The Treasury Department capped QLAC premiums at the lesser of $125,000 or 25% of tax-favored savings, and required that income from a QLAC start by age 85. 

But prominent pension law attorney Fred Reish told RIJ that the amendment won’t affect advisors who want to recommend QLACs to their clients. “As I look at it from a purely legal perspective, I don’t think it will be that big a change for QLACs. That’s because QLACs, as far as I know, are fixed annuities (from the general accounts of insurance companies) and therefore fall under 84-24,” Reish told RIJ in an email.

The language of the proposed amendment seems clear on this point. It says that the DOL wants to deprive only sellers of variable annuities and certain sellers of mutual funds of the existing exemption from fiduciary liability when earning a commission on such sales to IRA owners. According to the DOL/Employee Benefits Security Administration website:

“The amendment would revoke relief for insurance agents, insurance brokers and pension consultants to receive a commission in connection with the purchase by IRAs of variable annuity contracts and other annuity contracts that are securities under federal securities laws and for mutual fund principal underwriters to receive a commission in connection with the purchase by IRAs of mutual fund shares.”

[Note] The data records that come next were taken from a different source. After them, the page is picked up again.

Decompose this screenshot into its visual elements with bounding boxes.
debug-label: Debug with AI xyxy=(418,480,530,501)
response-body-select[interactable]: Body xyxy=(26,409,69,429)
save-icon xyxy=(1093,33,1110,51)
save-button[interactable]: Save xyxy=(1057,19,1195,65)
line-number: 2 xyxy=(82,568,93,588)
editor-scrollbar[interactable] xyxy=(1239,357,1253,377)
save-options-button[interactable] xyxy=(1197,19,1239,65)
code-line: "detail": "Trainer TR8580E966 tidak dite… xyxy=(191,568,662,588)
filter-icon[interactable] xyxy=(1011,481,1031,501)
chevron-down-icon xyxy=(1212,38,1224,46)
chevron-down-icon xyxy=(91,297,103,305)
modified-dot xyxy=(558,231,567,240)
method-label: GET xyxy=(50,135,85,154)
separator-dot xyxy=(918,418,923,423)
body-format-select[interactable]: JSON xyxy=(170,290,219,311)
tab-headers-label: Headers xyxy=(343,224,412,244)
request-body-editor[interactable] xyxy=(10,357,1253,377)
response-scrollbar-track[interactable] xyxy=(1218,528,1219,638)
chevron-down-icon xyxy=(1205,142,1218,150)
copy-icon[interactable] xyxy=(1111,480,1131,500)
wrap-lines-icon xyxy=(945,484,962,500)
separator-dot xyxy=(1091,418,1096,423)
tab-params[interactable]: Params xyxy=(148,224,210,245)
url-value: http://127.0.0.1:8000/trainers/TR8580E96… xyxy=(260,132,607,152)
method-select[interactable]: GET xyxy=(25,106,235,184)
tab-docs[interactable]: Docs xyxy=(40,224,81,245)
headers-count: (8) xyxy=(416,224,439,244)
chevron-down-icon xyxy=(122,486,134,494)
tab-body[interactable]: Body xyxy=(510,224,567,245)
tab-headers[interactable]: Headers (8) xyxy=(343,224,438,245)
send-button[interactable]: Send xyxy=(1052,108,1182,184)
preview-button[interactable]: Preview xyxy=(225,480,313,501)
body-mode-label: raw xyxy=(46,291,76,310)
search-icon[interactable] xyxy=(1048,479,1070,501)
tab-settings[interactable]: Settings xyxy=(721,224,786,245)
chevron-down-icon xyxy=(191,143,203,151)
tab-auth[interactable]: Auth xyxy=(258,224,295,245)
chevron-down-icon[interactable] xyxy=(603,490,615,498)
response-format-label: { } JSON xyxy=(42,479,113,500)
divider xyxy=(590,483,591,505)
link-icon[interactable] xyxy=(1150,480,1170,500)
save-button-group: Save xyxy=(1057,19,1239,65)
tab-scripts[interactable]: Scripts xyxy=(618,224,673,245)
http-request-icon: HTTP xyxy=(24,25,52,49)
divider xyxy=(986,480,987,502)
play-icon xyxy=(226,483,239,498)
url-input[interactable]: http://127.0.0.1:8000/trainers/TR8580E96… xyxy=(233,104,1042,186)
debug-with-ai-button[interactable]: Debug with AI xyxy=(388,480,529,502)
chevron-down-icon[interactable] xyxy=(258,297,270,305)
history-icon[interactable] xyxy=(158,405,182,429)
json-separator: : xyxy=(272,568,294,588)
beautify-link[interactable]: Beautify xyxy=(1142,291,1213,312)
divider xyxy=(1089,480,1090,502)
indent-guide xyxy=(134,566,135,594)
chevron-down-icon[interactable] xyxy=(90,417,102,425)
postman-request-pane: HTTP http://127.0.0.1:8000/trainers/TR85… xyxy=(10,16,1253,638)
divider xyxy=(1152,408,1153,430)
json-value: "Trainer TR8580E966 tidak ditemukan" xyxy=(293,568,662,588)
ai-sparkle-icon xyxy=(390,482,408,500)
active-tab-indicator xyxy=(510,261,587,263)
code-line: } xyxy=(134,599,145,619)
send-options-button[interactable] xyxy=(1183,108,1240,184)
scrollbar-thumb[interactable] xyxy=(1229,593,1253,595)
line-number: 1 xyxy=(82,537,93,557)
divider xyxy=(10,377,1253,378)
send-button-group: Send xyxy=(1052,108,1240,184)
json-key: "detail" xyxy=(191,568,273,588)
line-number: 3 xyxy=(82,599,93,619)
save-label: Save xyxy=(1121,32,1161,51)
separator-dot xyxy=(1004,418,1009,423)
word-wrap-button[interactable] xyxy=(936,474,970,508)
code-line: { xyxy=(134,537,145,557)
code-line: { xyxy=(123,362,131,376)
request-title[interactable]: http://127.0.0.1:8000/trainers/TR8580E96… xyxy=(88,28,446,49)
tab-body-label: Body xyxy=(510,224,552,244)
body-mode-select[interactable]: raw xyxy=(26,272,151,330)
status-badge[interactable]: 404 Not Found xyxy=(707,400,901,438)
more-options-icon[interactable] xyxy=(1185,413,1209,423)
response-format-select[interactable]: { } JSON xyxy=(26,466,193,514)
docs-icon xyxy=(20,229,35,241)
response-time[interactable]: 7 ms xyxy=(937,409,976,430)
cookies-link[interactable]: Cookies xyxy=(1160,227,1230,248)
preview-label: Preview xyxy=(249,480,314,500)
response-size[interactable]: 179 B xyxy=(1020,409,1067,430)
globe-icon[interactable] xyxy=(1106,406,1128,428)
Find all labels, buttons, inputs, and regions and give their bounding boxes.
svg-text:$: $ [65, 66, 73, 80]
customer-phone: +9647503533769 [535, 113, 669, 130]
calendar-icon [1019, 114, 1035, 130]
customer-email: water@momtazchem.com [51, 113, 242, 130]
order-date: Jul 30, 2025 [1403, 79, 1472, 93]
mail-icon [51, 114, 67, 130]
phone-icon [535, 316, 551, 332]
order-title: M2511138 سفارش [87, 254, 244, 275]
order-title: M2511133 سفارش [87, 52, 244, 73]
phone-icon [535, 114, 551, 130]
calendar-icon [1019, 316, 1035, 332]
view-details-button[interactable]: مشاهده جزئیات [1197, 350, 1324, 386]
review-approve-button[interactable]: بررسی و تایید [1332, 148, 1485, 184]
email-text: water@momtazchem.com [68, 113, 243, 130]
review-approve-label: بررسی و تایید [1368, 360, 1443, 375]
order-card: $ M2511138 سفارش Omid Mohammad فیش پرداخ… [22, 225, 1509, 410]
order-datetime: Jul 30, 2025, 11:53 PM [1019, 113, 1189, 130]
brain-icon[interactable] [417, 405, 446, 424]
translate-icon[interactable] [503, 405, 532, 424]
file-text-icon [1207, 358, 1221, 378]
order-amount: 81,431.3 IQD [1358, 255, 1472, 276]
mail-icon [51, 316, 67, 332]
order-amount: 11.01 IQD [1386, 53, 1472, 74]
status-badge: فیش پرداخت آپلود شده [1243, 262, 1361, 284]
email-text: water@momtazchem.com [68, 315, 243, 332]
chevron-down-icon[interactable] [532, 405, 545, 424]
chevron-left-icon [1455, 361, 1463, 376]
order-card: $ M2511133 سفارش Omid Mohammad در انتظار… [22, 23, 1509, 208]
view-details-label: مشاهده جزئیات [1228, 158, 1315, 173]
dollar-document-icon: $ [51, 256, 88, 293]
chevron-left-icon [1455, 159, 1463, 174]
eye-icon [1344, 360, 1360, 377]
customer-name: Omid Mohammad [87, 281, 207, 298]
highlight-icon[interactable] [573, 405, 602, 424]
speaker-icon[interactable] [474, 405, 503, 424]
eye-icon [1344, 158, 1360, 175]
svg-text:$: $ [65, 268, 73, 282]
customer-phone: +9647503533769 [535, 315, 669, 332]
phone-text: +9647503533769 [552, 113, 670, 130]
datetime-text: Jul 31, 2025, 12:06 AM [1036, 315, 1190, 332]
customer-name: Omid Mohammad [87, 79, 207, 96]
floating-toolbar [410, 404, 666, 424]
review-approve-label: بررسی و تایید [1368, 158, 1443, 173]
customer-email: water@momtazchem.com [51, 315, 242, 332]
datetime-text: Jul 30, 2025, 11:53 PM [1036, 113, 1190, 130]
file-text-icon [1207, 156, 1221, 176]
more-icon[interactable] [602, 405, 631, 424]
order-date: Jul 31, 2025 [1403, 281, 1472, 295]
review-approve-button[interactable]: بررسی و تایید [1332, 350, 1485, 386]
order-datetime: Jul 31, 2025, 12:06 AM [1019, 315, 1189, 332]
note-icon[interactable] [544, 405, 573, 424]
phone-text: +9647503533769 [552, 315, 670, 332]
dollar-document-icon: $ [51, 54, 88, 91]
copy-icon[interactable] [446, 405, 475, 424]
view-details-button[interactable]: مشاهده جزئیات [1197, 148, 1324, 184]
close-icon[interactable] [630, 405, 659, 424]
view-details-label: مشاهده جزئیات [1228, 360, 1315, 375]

Instead, sellers of variable annuities to IRA owners and mutual fund underwriters would need to sign a contract pledging that their sales were in the client’s “best interest.” “A new exemption for the receipt of compensation by fiduciaries that provide investment advice to IRA owners is proposed elsewhere in this issue of the Federal Register in the ‘Best Interest Contract Exemption,’” the proposal reads.

A cloud remains over QLACs

Whichever prohibited transaction exemption DOL offers to commission-earning sellers of QLACs, Callahan says, the DOL still considers a QLAC sale to be prohibited transaction by fiduciary, and therefore puts it under a legal cloud. And, regardless of what the DOL intends, if its amendment makes broker-dealers hesitant to sell QLACs for fear violating the regulations, it will effectively frustrate Treasury’s QLAC initiative.   Callahan  

“Each business will need to make a decision on its own basis,” Callahan told RIJ in an email. “But it is pretty clear these are prohibited and you would need to choose an exemption to avoid the prohibition. (That’s why you need an exemption…because it’s prohibited). I’m suggesting for many businesses, including ours—we would choose not to take this risk.”

Callahan added that, even if selling QLACs is safe, recommending the sale of IRA assets to fund a QLAC might not be. “In addition, while the actual sale of the QLAC… could be exempted under 84-24—although it is unclear—the act of advising on how much and when to take [money] out of other plan funds and put [it] into the QLAC is not able to be exempted. In practice, most firms will just pass on this uncertainty and risk when you look at the typical account size and risk/reward. The fact is, it is unclear. And all that matters is what businesses actually do.” 

Impact on VA sales

If any annuity appears to be in the DOL’s cross-hairs, it would be variable annuities, not QLACs. Advisors sells tens of billions of dollars worth of VAs each year, and the market for QLACs is undeveloped. The DOL proposal to amend 84-24 is clearly aimed at making sure that the sale of a variable annuity is in the IRA owner’s best interest.  

 “[PTE] 84-24 was first issued in 1979 and then updated in 1984 (hence the 84 in the name),” Reish wrote in an email. “A number of broker-dealers and insurance companies have successfully used that exemption for many years. … It has some proposed changes–mainly the fiduciary standard (the “best interest” requirement) and the prohibition on misleading statements. But I think that, for quality agents and advisors, that will be manageable.

“For other types of annuities—meaning variable annuities—sold to IRA owners, the changes will be much more material,” he added. “That’s because those sales, or recommendations, will be under BICE, which will be better than largely anticipated, but more burdensome than 84-24.”